The term “alcoholism” is commonly used as if it was a diagnosis, which it is not, and further, often applied to all severities of alcohol use disorder. We all know of “alcoholics” who have returned to non-problem drinking. It is my position that these folks had a mild severity of the disorder and therefore were not addicted and because of maturation—like binge-drinking college students who “graduate” out of this behavior—or because their use was the result of their inability to cope with situations which then changed or with which they developed adequate coping skills, drinking has become no longer problematic. This is further illustrated by people who can meet the same number of criteria or even the same criteria, yet in the real world have very different trajectories for their disorder.

 

 
Unless and until we can find precision in diagnosis, treatment will suffer.
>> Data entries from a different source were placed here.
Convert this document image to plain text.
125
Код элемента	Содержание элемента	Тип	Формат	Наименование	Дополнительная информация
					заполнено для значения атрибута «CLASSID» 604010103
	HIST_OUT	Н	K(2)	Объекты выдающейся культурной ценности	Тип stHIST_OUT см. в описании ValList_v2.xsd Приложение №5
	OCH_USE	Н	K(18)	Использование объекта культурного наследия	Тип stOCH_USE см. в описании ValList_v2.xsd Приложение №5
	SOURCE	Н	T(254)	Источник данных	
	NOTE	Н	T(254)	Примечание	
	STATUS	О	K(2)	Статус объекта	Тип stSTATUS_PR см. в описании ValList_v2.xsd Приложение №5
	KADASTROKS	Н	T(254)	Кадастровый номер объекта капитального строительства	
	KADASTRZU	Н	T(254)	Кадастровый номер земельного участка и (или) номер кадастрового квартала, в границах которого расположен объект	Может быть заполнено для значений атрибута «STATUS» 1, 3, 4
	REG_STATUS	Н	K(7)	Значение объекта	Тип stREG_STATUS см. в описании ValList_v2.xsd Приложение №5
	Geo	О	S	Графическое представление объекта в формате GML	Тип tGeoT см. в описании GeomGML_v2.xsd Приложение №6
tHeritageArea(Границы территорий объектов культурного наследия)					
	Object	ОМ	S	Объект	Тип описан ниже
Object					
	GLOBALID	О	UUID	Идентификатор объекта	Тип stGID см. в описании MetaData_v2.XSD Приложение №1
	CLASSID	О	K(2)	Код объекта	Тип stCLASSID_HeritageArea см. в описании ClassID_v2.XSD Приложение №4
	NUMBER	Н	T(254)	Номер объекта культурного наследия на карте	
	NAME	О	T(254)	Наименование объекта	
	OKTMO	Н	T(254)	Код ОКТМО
I see no solution to this dilemma other than possibly brain imaging or some other future, precise way of making a diagnosis that is both valid and reliable.

 

 

 

 
 

 

 
 

 

References

American Psychiatric Association (APA). (1994). Diagnostic and statistical manual of mental disorders (4th ed.). Washington, DC: Author.

American Psychiatric Association (APA). (2013). Diagnostic and statistical manual of mental disorders (5th ed.). Washington, DC: Author.
 
Drescher, J. (2015). Out of DSM: Depathologizing homosexuality. Behavioral Sciences, 5(4), 565–75. 
 
Harris, J. C. (2013). New terminology for mental retardation in DSM-5 and ICD-11. Current Opinion in Psychiatry, 26(3), 260–2. 
 
King, M., & Bearman, P. (2009). Diagnostic change and the increased prevalence of autism. International Journal of Epidemiology, 38(5), 1224–34.